As such it is perhaps unsurprising that, for all his reputation as a radical, Chomsky takes positions that are remarkably pragmatic. He recognizes his own limits, as well as those of the causes he supports. Of the “Occupy” movement, for instance, he has little time for the notion that it is a “precursor to revolution” (58). He argues, instead, that “to have a revolution–a meaningful one–you need a substantial majority of the population who recognize or believe that further reform is not possible within the institutional framework that exists. And there is nothing like that here, not even remotely” (59). And for all his critiques of the established political process, not least what passes for democracy in the USA, let along the party that calls itself “Democratic,” he has hardly insists on ideological purity. Several times, for example, he points approvingly to the Spanish worker-run conglomerate Mondragón, while noting that “of course, it’s part of an international capitalist economy which means that you can argue the ethics of it, since they do things like exploit labour abroad and so on” (166). But it’s clear that Chomsky himself, for now at least, has no interest in “argu[ing] the ethics.” The point is that it’s a step in the right direction.

This surely also explains Chomsky’s celebrated anarchism.
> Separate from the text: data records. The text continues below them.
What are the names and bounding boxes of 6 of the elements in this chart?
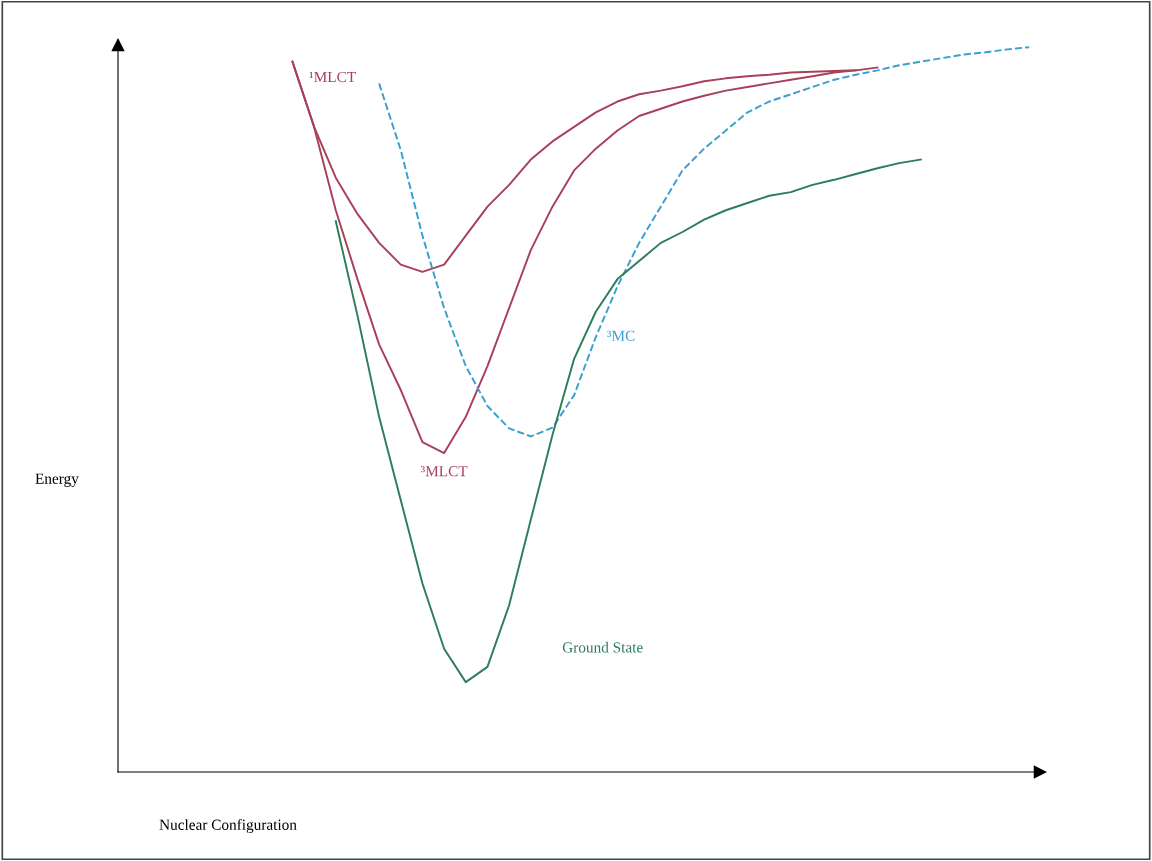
series-label: ¹MLCT xyxy=(309,71,356,83)
text: Ground State xyxy=(562,641,643,653)
text: Energy xyxy=(35,473,79,487)
x-axis-title: Nuclear Configuration xyxy=(159,818,297,834)
series-label: ³MLCT xyxy=(420,466,468,477)
series-label: ³MC xyxy=(607,330,635,341)
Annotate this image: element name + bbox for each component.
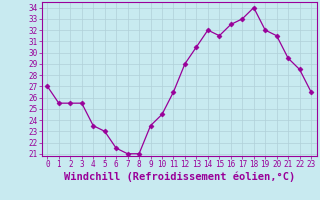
X-axis label: Windchill (Refroidissement éolien,°C): Windchill (Refroidissement éolien,°C) [64,172,295,182]
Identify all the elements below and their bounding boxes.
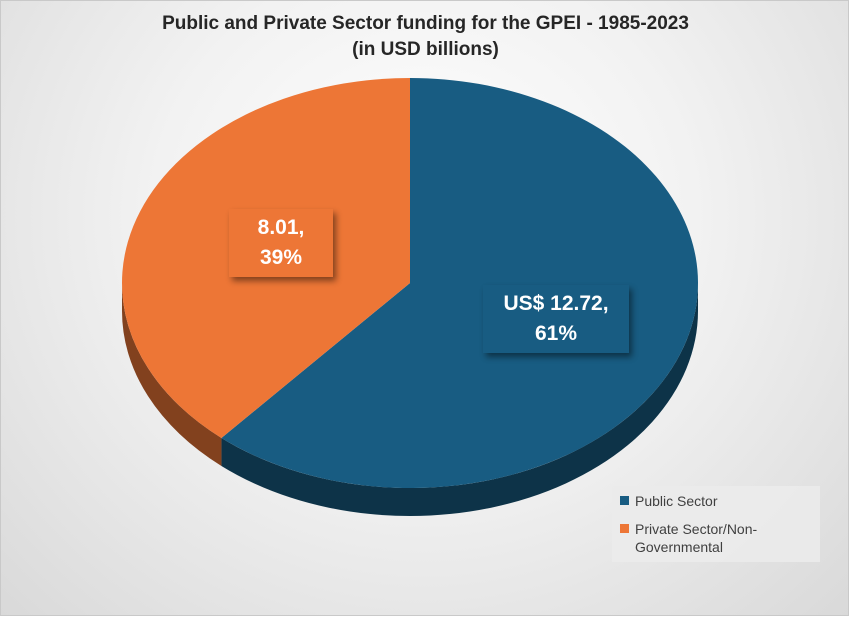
data-label-public-value: US$ 12.72, (503, 292, 609, 315)
pie-slice-0 (221, 78, 698, 489)
data-label-private: 8.01, 39% (229, 209, 333, 277)
legend-label-public: Public Sector (635, 493, 718, 509)
legend-swatch-private (620, 524, 629, 533)
pie-side-0 (221, 283, 698, 516)
legend: Public Sector Private Sector/Non- Govern… (612, 486, 820, 562)
data-label-private-percent: 39% (259, 246, 303, 269)
chart-title: Public and Private Sector funding for th… (1, 11, 849, 63)
legend-item-public: Public Sector (620, 492, 812, 510)
chart-title-line: Public and Private Sector funding for th… (162, 13, 689, 34)
legend-label-private-line2: Governmental (635, 539, 723, 555)
legend-swatch-public (620, 496, 629, 505)
data-label-public: US$ 12.72, 61% (483, 285, 629, 353)
legend-item-private: Private Sector/Non- Governmental (620, 520, 812, 556)
legend-label-private-line1: Private Sector/Non- (635, 521, 758, 537)
chart-subtitle: (in USD billions) (352, 39, 499, 60)
data-label-public-percent: 61% (534, 322, 578, 345)
pie-side-1 (121, 283, 222, 466)
data-label-private-value: 8.01, (257, 216, 305, 239)
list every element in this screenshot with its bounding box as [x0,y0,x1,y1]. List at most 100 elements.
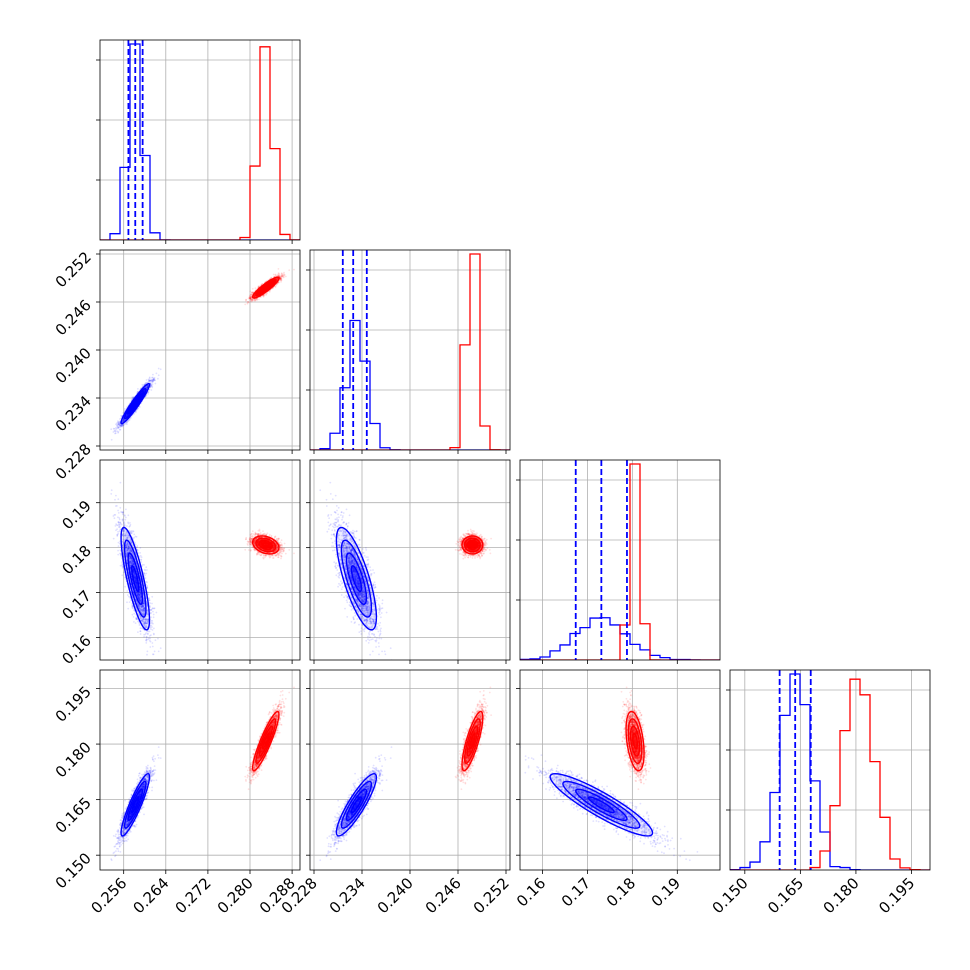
sample-point [135,411,137,414]
sample-point [257,292,260,295]
sample-point [117,422,119,424]
sample-point [250,298,253,300]
sample-point [257,292,260,295]
sample-point [258,298,260,301]
sample-point [276,278,278,280]
sample-point [152,380,155,382]
sample-point [253,294,256,297]
sample-point [279,278,282,280]
sample-point [276,278,278,280]
sample-point [143,383,145,386]
sample-point [249,290,252,293]
sample-point [148,380,151,383]
sample-point [114,429,117,432]
sample-point [117,426,119,428]
sample-point [130,417,132,419]
sample-point [123,407,126,410]
sample-point [119,424,122,427]
sample-point [142,391,144,394]
sample-point [151,383,154,386]
sample-point [117,421,120,424]
sample-point [142,391,145,394]
sample-point [256,298,258,300]
sample-point [151,378,153,381]
sample-point [265,294,268,296]
sample-point [280,277,283,280]
sample-point [141,383,144,386]
sample-point [142,391,145,394]
sample-point [155,372,158,375]
sample-point [249,297,252,300]
sample-point [143,383,146,386]
sample-point [293,268,295,271]
sample-point [262,295,265,298]
sample-point [248,294,251,297]
sample-point [272,281,275,283]
sample-point [249,296,252,298]
sample-point [251,291,253,294]
sample-point [268,290,271,293]
sample-point [142,391,145,394]
sample-point [112,427,115,430]
sample-point [283,271,285,274]
sample-point [119,428,122,431]
sample-point [125,415,128,418]
sample-point [250,295,253,298]
sample-point [257,292,259,295]
sample-point [250,299,253,301]
sample-point [122,418,125,421]
sample-point [146,381,149,384]
sample-point [122,419,125,421]
sample-point [254,295,256,298]
sample-point [150,389,153,391]
sample-point [159,368,162,371]
sample-point [136,391,139,393]
sample-point [116,424,118,426]
sample-point [277,281,280,284]
sample-point [125,421,128,424]
sample-point [148,379,150,381]
sample-point [275,278,278,280]
sample-point [119,425,122,428]
sample-point [126,414,129,417]
sample-point [142,391,145,393]
sample-point [120,425,122,428]
sample-point [131,396,134,399]
sample-point [117,431,119,434]
sample-point [258,285,260,288]
sample-point [253,294,256,297]
sample-point [249,296,252,299]
sample-point [261,283,263,285]
sample-point [257,292,259,295]
sample-point [122,412,125,414]
sample-point [117,420,119,422]
sample-point [152,379,155,382]
sample-point [125,415,128,417]
sample-point [115,423,117,426]
sample-point [251,291,254,294]
sample-point [255,297,258,300]
sample-point [146,386,148,389]
sample-point [114,432,116,435]
sample-point [256,299,259,301]
sample-point [280,274,283,277]
sample-point [282,276,285,279]
sample-point [250,297,252,299]
sample-point [278,274,280,277]
sample-point [150,383,152,386]
sample-point [147,393,150,395]
sample-point [253,299,256,302]
sample-point [272,280,275,283]
sample-point [283,273,286,276]
sample-point [279,277,282,280]
sample-point [127,413,129,416]
sample-point [132,396,135,399]
sample-point [122,425,124,427]
sample-point [253,295,256,298]
sample-point [281,273,284,276]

More precisely, this is a rejection of Marxism. About Anarchism itself he has very little to say beyond the notion that it “has a very broad back. You can find all kinds of things in the anarchist movements” (64). But fundamentally, and despite being a thinker of systems (if not always in the most effective or interesting ways), and even despite his reiterated emphasis on the centrality of the Labour Movement to any wholesale change, his stress is always less on systematic transformation–on revolution, in other words–than on building connections and improving social relations, if in a piecemeal way. This is what he repeatedly singles out for praise from the Occupy movement: “the bonds and associations being formed” (74). And it’s perhaps no wonder that Chomsky sees this as a welcome change from the stress elsewhere on the potential powers of social media, which he sees as “very superficial” (117). By contrast, “one of the main contributions of Occupy [. . .] was that it brought people together in face-to-face contact. People were actually working together to do something in common, with mutual support, with solidarity, and that’s something that’s pretty much missing in this society” (117).

Ultimately, then, there’s something strangely conservative in this firebrand of the Left. He ends up sounding oddly like someone like Robert Putnam, whose celebrated Bowling Alone was fuelled largely by nostalgia for a postwar heyday of so-called “civil society” in which people were supposedly much more involved in (what were then often highly segregated) religious groups, volunteer organizations, sports leagues, and the like. Chomsky doesn’t have the same affection for the 1950s–for him it was when, with the onset of the Cold War and the growth of the military industrial complex, everything started going downhill–but there is enough similarity between the twin critiques of contemporary atomization and social anomie to give us pause. And so perhaps Chomsky’s linguistic postulates, which propose a “universal grammar” common to all human language, have more relevance to his political stances than one might imagine. Is he not, after all, imagining a world before Babel, before the mythic division of mankind into mutually incomprehensible and uncomprehending language-based groups?